Chattanooga’s downtown reflects the attention it has received from outside companies, including $2 billion in new investment. It recently attracted Volkswagen’s North American manufacturing plant, and the city's fiber optics system has enticed entrepreneurs and investors to the mid-sized Southern city, although its unemployment rate has hovered above both Tennessee’s and the national average since April 2012.

Katz and Wagner advocate for a model that builds on existing communities (and recruits local talent) rather than replaces them. They assert that the districts could provide employment and educational opportunities for residents of nearby low- and middle-income neighborhoods. The University of Pennsylvania operates a K-8 school close to its campus, and Drexel University is planning a similar endeavor focusing on science, technology, engineering and math (STEM) education.

Katz said that the shifting geography of innovation was “a really disruptive trend” that cities should harness to foster better and more accessible jobs. He said innovation districts can allow cities and firms to work better together by integrating housing, recreation and workplaces within a small physical place, as opposed to isolated corporate parks accessible by car.
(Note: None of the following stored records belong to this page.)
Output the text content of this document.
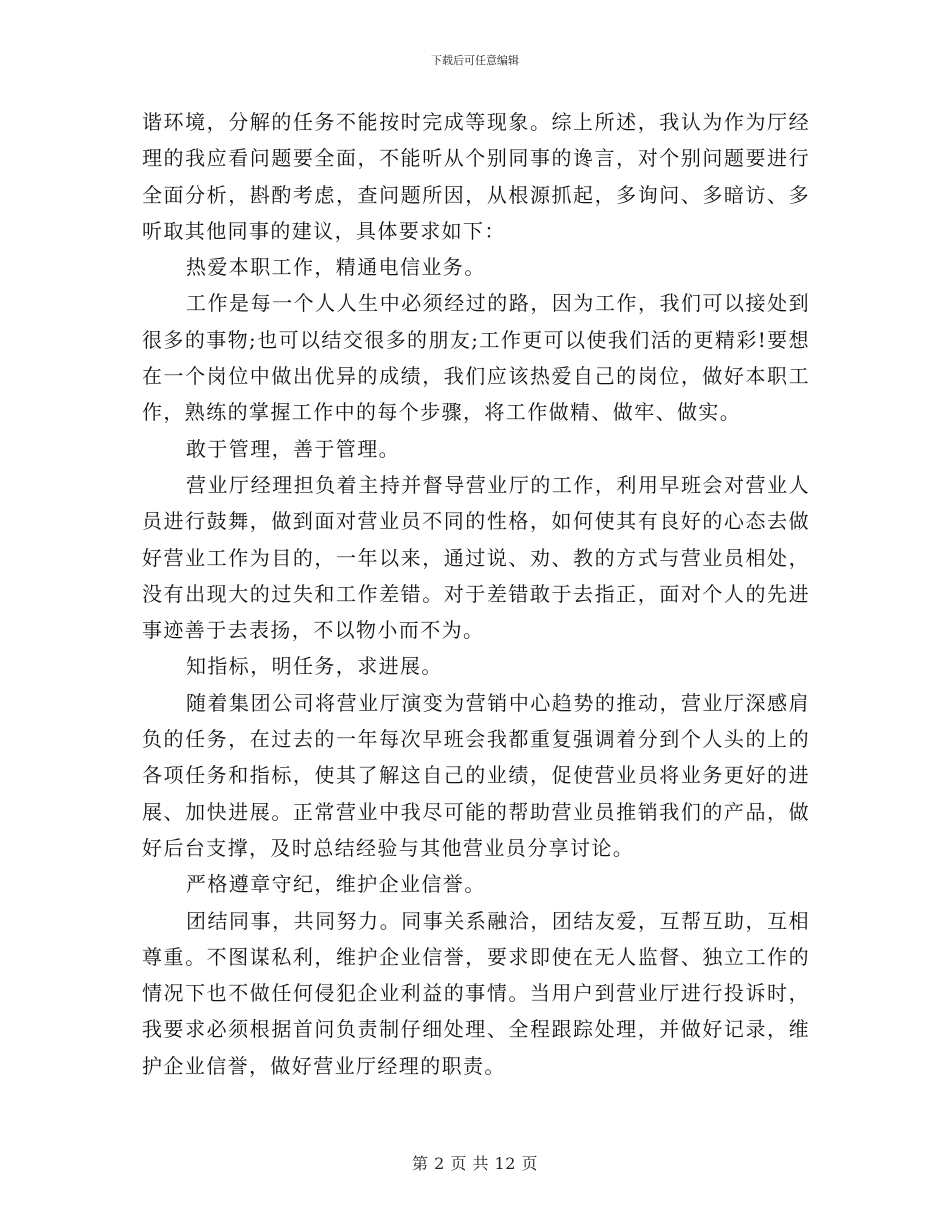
下载后可任意编辑

谐环境，分解的任务不能按时完成等现象。综上所述，我认为作为厅经理的我应看问题要全面，不能听从个别同事的谗言，对个别问题要进行全面分析，斟酌考虑，查问题所因，从根源抓起，多询问、多暗访、多听取其他同事的建议，具体要求如下：

热爱本职工作，精通电信业务。

工作是每一个人人生中必须经过的路，因为工作，我们可以接处到很多的事物;也可以结交很多的朋友;工作更可以使我们活的更精彩!要想在一个岗位中做出优异的成绩，我们应该热爱自己的岗位，做好本职工作，熟练的掌握工作中的每个步骤，将工作做精、做牢、做实。

敢于管理，善于管理。

营业厅经理担负着主持并督导营业厅的工作，利用早班会对营业人员进行鼓舞，做到面对营业员不同的性格，如何使其有良好的心态去做好营业工作为目的，一年以来，通过说、劝、教的方式与营业员相处，没有出现大的过失和工作差错。对于差错敢于去指正，面对个人的先进事迹善于去表扬，不以物小而不为。

知指标，明任务，求进展。

随着集团公司将营业厅演变为营销中心趋势的推动，营业厅深感肩负的任务，在过去的一年每次早班会我都重复强调着分到个人头的上的各项任务和指标，使其了解这自己的业绩，促使营业员将业务更好的进展、加快进展。正常营业中我尽可能的帮助营业员推销我们的产品，做好后台支撑，及时总结经验与其他营业员分享讨论。

严格遵章守纪，维护企业信誉。

团结同事，共同努力。同事关系融洽，团结友爱，互帮互助，互相尊重。不图谋私利，维护企业信誉，要求即使在无人监督、独立工作的情况下也不做任何侵犯企业利益的事情。当用户到营业厅进行投诉时，我要求必须根据首问负责制仔细处理、全程跟踪处理，并做好记录，维护企业信誉，做好营业厅经理的职责。

第 2 页 共 12 页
The report highlighted several other districts in American cities that exemplified these innovations, including Seattle's South Lake Union neighborhood, North Carolina’s Research Triangle Park and St. Louis’s Cortex Innovation Community. These cities come in three models, according to Katz and Wagner : the “anchor-plus” model, where districts coexist with nearby universities research institutions, the “re-imagined urban areas” model, where former industrial and urban districts are targeted for development, and the “urbanized science park” model, where suburbs and exurbs are built up with new amenities.

Tech sector involvement in city development is complicated. In Boston’s Innovation District, part of the area's success is likely connected to the fact that 10 percent of jobs are in education and nonprofits and 20 percent of jobs are in creative fields such as advertising. The development efforts are typically driven by private companies and investments, although local governments have contributed funding and designated land for the districts. Starting with a 1998 neighborhood revitalization plan, Seattle, for example, created the South Lake Union district when it bought a five-acre plot of plot of land from the U.S. Navy and provided $31 million to redesign the property

The report highlights potential benefits of innovation districts, including economic growth, the reduction of inequality and poverty and improved environmental sustainability due to reduced need for cars. The authors note that the potential for innovation districts to develop across the United States is significant since most American cities and suburbs have the elements one of the three innovation models.

Because innovation districts are a new phenomenon in the United States, their long-term effect on the economy has yet to be determined. Higher real estate prices in the districts are already giving rise to concerns of affordability in Boston and other cities. Still, if Katz and Wagner’s predictions hold true, innovation districts could be more common in cities working seriously to try to bring back jobs.